彩さんは、ボーカリストで素晴らしく歌のうまい先輩だった。
私は同じバンドでバックコーラスをさせてもらった。
「ともちゃんに、お願いがあるんだ。13日の4時に、あさひ書店の前に来てくれない?」
彩さんは、歌がうまくて、美人でスタイルも抜群で。とにかくみんなの憧れ。
その彩さんに呼び出されるとは!なんて光栄!私は喜び勇んで待ち合わせの場所に行った。
20分も早く着いたくらい舞い上がっていたんだ。
ちょっと遅れてきた彼女は、私を一件のBARに連れていった。
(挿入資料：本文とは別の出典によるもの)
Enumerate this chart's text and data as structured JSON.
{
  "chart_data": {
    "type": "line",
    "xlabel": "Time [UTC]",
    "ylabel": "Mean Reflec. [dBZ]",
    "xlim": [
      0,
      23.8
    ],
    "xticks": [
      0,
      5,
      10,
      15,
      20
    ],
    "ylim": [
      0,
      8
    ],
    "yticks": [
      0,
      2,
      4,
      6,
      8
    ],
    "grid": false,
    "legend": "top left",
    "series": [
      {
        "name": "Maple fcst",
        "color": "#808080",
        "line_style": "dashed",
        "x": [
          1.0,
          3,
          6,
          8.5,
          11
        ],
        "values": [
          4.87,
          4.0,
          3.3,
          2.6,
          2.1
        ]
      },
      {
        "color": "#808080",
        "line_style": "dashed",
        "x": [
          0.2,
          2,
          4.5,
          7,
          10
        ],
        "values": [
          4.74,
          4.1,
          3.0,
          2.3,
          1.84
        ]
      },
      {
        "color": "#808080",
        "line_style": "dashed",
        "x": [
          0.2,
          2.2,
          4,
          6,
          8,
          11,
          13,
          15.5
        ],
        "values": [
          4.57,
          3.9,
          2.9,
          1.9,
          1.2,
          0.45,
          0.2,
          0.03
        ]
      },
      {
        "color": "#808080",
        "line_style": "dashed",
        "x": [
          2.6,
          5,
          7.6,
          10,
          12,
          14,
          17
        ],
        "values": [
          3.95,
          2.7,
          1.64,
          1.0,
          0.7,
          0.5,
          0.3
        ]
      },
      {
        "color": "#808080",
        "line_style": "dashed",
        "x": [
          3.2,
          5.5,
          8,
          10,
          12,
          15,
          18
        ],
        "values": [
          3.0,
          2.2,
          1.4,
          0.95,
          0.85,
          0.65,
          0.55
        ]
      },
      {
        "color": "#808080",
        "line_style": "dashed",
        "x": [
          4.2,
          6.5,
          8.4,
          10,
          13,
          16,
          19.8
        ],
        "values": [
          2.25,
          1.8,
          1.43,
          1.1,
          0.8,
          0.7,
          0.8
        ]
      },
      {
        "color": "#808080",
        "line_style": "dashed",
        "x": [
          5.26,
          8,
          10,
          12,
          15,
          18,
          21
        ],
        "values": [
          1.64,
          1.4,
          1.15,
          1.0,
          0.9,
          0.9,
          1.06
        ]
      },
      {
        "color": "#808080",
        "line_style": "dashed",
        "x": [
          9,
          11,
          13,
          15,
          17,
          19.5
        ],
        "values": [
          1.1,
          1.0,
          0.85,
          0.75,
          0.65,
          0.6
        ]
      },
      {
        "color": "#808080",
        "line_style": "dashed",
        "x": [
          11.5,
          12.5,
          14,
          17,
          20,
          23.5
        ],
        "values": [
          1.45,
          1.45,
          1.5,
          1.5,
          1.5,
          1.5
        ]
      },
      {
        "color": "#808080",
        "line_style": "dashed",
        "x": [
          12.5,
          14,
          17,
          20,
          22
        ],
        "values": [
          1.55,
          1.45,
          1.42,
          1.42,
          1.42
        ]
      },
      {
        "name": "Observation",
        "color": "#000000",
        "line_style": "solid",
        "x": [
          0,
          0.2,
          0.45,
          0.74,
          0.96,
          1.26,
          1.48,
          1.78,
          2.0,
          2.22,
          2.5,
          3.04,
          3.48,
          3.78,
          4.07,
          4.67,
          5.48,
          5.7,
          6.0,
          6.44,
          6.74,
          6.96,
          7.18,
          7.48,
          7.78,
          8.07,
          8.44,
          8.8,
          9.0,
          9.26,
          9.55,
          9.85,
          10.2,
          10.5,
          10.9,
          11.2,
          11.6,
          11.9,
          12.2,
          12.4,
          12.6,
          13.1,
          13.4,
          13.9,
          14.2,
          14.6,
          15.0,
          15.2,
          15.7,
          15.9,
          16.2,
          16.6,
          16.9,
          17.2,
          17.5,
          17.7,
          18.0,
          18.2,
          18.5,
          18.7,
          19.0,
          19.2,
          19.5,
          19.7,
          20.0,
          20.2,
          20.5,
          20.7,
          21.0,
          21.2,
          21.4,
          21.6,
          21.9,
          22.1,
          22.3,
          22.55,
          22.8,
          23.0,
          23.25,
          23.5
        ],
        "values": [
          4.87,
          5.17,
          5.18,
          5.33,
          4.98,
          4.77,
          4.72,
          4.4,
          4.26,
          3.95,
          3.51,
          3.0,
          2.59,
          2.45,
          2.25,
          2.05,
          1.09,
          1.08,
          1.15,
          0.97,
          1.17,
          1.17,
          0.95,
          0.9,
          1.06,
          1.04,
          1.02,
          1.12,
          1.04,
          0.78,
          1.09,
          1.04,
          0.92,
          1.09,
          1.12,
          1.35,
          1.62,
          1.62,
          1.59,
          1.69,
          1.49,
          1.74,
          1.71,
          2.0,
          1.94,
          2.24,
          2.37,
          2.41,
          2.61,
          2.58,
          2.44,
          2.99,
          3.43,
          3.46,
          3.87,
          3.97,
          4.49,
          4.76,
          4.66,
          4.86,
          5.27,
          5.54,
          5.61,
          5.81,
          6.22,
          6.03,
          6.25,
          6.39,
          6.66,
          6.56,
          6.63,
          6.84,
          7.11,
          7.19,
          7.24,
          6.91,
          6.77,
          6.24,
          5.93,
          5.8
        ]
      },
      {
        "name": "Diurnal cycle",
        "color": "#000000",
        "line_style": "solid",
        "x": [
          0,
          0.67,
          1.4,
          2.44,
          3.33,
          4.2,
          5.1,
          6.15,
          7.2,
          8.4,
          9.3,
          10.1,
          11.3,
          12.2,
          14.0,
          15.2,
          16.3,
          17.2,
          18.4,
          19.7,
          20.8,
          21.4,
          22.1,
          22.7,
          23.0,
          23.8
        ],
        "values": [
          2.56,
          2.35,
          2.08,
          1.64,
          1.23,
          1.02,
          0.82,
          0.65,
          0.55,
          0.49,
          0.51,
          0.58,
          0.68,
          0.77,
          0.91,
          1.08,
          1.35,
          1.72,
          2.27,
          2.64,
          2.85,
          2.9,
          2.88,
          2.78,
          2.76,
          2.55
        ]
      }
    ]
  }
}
重たそうな木のドアに、
硝子で作られたピアノのプレートがかかっている。
〈Noon〉という名前の店らしい。
「彩さん?」
ちょっと、怪訝な顔をした私の腕を引っ張ると、店に引き入れた。
『私のバイト先だから。お願い、(翳りゆく部屋)歌って!』
彩さんのバックコーラスだけど、仲間うちのクリスマスパーティで、一度だけボーカルをさせてもらった。
(翳りゆく部屋)はその時に歌った曲だった。
薄暗い部屋の中で、ピアノの部分だけに明かりがついている。
ピアノの前には、黒人の男性が座っている。
『Jさん!連れてきました!もう一回チャンスください!』
彩さんがすがるように、日本語で言う。
『これが、最後やからな。』
Jさんも、大阪弁!で言う。
『ともちゃん、お願い!』
わけがわからないうちに、Jさんがピアノを弾き始める。
彩さんのすがるような目に、どうしようもなく(翳りゆく部屋)を歌った。
一番を歌い終わったところで、ピアノが止まった。
『ボイストレーニングに来週から来れるか?毎日な!とりあえず』
『ありがとうございます!』
彩さんが叫ぶように言った。
やっぱり、わけがわからなかった。